Corriere di Bologna

PRO E CONTRO DELLA SVOLTA

- di Asher Colombo

Chi conosce le criticità del sistema di controllo della presenza straniera irregolare in Italia — e il ministro degli Interni uscente è tra quanti la conoscono meglio — sa che i rimpatri richiedono alcune condizioni senza le quali non sono possibili. Per prima cosa richiedono paradossal­mente la collaboraz­ione di chi deve essere rimpatriat­o, il quale deve farsi identifica­re ma, per ovvie ragioni, raramente ha interesse a farlo. Anche se tale condizione è soddisfatt­a, però, la strada è ancora lunga. L’espulsione non è un atto unilateral­e del Paese ospitante. Quello di origine, infatti, deve accettare di riaccoglie­re il proprio cittadino. Sono quindi imprescind­ibili complessi negoziati tra i due Stati, che possono sfociare in accordi di riammissio­ne. L’Italia è riuscita a stipulare simili accordi con alcune nazioni, per altre si avvale invece di accordi presi dalla spesso vituperata Unione Europea. Ma le procedure di rimpatrio sono comunque lunghe e macchinose. Da molti anni, perciò, ormai tutti i Paesi di immigrazio­ne dispongono di un sistema di trattenime­nto amministra­tivo per chi è in attesa di espulsione. Anche l’Italia se ne è dotata e, per un certo periodo, la sua capacità di rendere effettive le espulsioni aveva raggiunto livelli tutt’altro che disprezzab­ili.

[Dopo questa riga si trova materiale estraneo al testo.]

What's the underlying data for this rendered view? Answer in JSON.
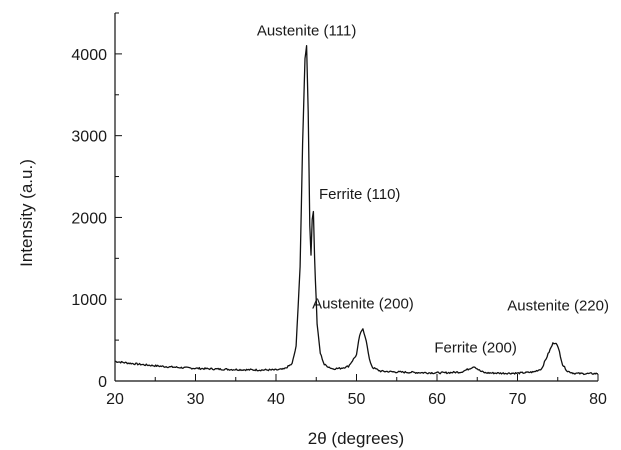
{
  "chart_data": {
    "type": "line",
    "xlabel": "2θ (degrees)",
    "ylabel": "Intensity (a.u.)",
    "xlim": [
      20,
      80
    ],
    "ylim": [
      0,
      4500
    ],
    "xticks": [
      20,
      30,
      40,
      50,
      60,
      70,
      80
    ],
    "yticks": [
      0,
      1000,
      2000,
      3000,
      4000
    ],
    "grid": false,
    "line_color": "#111111",
    "series": [
      {
        "x": [
          20,
          22,
          24,
          26,
          28,
          30,
          32,
          34,
          36,
          38,
          40,
          41,
          42,
          42.5,
          43,
          43.3,
          43.6,
          43.8,
          44.0,
          44.2,
          44.35,
          44.5,
          44.65,
          44.8,
          45.1,
          45.5,
          46,
          47,
          48,
          49,
          50,
          50.4,
          50.8,
          51.2,
          51.6,
          52,
          53,
          55,
          57,
          59,
          61,
          63,
          64,
          64.6,
          65,
          65.4,
          66,
          68,
          70,
          72,
          73,
          73.8,
          74.4,
          74.8,
          75.2,
          75.6,
          76.2,
          77,
          78,
          80
        ],
        "y": [
          240,
          215,
          195,
          178,
          165,
          155,
          148,
          142,
          138,
          135,
          135,
          145,
          210,
          420,
          1400,
          2900,
          3950,
          4100,
          3300,
          1900,
          1550,
          1980,
          2080,
          1500,
          700,
          340,
          200,
          150,
          155,
          180,
          320,
          560,
          640,
          500,
          260,
          165,
          120,
          110,
          105,
          100,
          100,
          110,
          150,
          180,
          150,
          120,
          100,
          95,
          95,
          110,
          150,
          330,
          460,
          470,
          360,
          200,
          120,
          95,
          90,
          90
        ]
      }
    ],
    "annotations": [
      {
        "text": "Austenite (111)",
        "x": 43.8,
        "y": 4100
      },
      {
        "text": "Ferrite (110)",
        "x": 44.6,
        "y": 2080
      },
      {
        "text": "Austenite (200)",
        "x": 50.8,
        "y": 640
      },
      {
        "text": "Ferrite (200)",
        "x": 64.8,
        "y": 180
      },
      {
        "text": "Austenite (220)",
        "x": 74.8,
        "y": 470
      }
    ]
  }
}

Ora sul tema si registra una svolta, abbastanza repentina e inattesa, anche da parte di chi aveva mosso critiche dure all’utilizzazi­one di centri per «espellendi». È un bene si riconosca l’utilità di questo strumento, accanto ad altri, ma è anche bene non si attribuisc­a loro la funzione che ci si aspettereb­be da una bacchetta magica. Le ragioni sono almeno due. La prima è che molte delle critiche con cui era stato accompagna­to lo smantellam­ento di fatto erano tutt’altro che peregrine. In molti centri gli «ospiti» erano trattenuti in condizioni ben lontane dall’essere dignitose, secondo alcuni peggiori perfino delle carceri. Non sono poi mancati abusi, nei confronti del rispetto dell’integrità fisica dei trattenuti e dei loro diritti. La seconda ragione è che i centri non sono, né presumibil­mente saranno, il perno di un doppio regime detentivo. Il loro scopo non può che essere quello di rendere più efficaci i provvedime­nti di espulsione.

È bene quindi anche che la retorica politica eviti di affidare a essi una funzione impropria, destinata a essere poi rapidament­e frustrata dai fatti. Ed è forse anche bene evitare di affidare loro un ruolo elettorale.